Einzelhändler, die Abmahnungen und juristische Auseinandersetzungen vermeiden wollen, sollten auf die Nutzung der Wortmarke „Black Friday“ verzichten – es sei denn, sie möchten eine Lizenz für die Nutzung erwerben. Darauf weist die Industrie- und Handelskammer (IHK) Mittlerer Niederrhein hin. Nicht nur in den USA, sondern auch in Deutschland bewerben zahlreiche Einzelhändler Rabatte und Sonderaktionen mit der Bezeichnung „Black Friday“. Der Begriff ist 2016 als Wortmarke beim Deutschen Patent- und Markenamt (DPMA) zugunsten einer Hongkonger Holding eingetragen worden. Ende März 2018 hat das DPMA die Löschung der Wortmarke wegen mangelnder Unterscheidungskraft beschlossen. Dagegen hat die Markenrechtsinhaberin Beschwerde eingelegt. Abmahnungen sind daher weiter möglich.

Auch der Handelsverband Deutschland warnt seine Mitglieder. Es wird erwartet, dass die Markeninhaberin den Rechtsweg ausschöpft. Dennoch bestehen gute Chancen, sich gegen die Abmahnung mit der Argumentation der mangelnden Unterscheidungskraft zu wehren. „Das Risiko der Abmahnung sollte aber sowohl Online- als auch stationären Händlern bewusst sein“, erklärt IHK-Rechtsreferentin Romy Seifert. „Händler, die in der Vergangenheit bereits Unterlassungserklärungen abgegeben haben, müssen sogar mit der Geltendmachung von Vertragsstrafen rechnen.“

Die IHK macht Einzelhändler darauf aufmerksam, dass sie für Veranstaltungen und Aktionen kostenlos das Logo und die Marke „Heimat shoppen“ verwenden können.

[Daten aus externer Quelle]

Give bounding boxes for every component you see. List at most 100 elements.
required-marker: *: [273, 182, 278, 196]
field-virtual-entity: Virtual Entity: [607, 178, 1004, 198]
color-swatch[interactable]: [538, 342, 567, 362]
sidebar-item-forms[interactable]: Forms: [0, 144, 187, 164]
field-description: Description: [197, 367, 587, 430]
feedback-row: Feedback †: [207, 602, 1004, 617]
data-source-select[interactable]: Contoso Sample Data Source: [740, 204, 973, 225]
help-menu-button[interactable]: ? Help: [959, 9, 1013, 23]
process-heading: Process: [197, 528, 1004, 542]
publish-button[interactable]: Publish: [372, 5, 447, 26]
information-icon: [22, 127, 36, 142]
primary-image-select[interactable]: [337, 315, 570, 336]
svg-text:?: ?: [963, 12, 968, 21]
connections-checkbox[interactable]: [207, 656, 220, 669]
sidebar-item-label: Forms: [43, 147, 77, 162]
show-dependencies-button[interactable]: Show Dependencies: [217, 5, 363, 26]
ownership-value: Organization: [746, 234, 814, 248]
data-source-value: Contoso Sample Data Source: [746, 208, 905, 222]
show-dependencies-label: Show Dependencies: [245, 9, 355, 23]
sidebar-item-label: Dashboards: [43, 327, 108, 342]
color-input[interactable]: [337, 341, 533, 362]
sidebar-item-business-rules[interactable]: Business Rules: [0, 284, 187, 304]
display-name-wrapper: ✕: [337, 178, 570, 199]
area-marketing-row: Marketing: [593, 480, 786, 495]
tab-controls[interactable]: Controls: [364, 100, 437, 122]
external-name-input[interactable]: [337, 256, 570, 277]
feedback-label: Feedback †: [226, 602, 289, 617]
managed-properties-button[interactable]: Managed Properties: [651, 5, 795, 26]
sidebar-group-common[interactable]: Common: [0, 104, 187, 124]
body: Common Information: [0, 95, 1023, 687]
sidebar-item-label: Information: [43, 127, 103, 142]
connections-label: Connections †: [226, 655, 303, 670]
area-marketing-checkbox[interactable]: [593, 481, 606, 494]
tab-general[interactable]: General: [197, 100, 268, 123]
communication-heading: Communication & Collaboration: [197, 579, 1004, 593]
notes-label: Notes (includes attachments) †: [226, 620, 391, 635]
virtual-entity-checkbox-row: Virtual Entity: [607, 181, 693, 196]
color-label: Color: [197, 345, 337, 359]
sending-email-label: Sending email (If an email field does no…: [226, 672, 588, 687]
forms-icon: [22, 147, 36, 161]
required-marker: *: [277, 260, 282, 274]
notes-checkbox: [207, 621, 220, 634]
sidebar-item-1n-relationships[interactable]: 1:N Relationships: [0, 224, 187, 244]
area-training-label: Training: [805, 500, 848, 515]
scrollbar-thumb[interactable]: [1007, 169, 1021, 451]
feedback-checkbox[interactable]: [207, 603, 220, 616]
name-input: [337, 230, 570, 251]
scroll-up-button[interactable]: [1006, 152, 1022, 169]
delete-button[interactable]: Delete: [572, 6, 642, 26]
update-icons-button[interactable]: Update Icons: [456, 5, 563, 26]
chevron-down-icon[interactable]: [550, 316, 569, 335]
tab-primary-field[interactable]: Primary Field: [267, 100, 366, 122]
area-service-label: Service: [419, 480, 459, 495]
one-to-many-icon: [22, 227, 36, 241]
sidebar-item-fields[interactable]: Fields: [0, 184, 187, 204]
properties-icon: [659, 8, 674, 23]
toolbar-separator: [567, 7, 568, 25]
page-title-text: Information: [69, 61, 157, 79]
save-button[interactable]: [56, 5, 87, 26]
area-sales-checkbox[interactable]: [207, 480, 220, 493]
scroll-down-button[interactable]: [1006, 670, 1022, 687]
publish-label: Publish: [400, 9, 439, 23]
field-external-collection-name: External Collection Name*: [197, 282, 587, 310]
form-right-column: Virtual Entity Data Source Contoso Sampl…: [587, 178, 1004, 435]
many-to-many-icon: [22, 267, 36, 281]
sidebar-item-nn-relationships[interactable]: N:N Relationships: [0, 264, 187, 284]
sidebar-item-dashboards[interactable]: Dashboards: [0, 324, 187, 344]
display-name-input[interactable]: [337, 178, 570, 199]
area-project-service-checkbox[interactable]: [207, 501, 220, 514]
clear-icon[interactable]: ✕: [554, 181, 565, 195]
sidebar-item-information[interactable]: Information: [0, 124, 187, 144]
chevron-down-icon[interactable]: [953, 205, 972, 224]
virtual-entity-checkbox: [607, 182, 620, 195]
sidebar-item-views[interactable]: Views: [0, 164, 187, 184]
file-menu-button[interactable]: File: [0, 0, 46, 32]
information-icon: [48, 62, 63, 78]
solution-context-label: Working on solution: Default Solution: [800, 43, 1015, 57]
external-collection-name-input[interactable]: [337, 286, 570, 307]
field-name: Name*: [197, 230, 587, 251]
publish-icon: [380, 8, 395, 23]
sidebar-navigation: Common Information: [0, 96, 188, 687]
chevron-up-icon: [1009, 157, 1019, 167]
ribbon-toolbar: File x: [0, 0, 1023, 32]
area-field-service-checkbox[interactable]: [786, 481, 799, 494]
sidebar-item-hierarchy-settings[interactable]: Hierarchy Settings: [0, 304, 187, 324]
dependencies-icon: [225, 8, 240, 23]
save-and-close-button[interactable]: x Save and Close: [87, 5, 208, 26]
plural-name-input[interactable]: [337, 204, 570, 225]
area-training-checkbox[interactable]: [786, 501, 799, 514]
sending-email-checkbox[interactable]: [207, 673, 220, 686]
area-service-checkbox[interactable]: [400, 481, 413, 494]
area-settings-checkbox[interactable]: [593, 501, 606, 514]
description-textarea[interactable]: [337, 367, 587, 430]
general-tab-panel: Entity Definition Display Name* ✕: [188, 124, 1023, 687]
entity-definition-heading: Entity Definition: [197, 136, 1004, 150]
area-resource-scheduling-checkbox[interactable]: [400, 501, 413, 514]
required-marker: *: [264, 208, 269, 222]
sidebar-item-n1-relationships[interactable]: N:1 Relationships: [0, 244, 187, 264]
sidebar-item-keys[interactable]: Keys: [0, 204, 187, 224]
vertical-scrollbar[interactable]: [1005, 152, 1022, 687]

Rund um das Thema „Heimat shoppen“ informiert Matthias Pusch, Handelsreferent bei der IHK Mittlerer Niederrhein (Tel. 02161 241-137, E-Mail: pusch@moenchengladbach.ihk.de). Fragen zum „Black Friday“ beantwortet Romy Seifert (Tel. 02161 241-135, E-Mail: seifert@moenchengladbach.ihk.de).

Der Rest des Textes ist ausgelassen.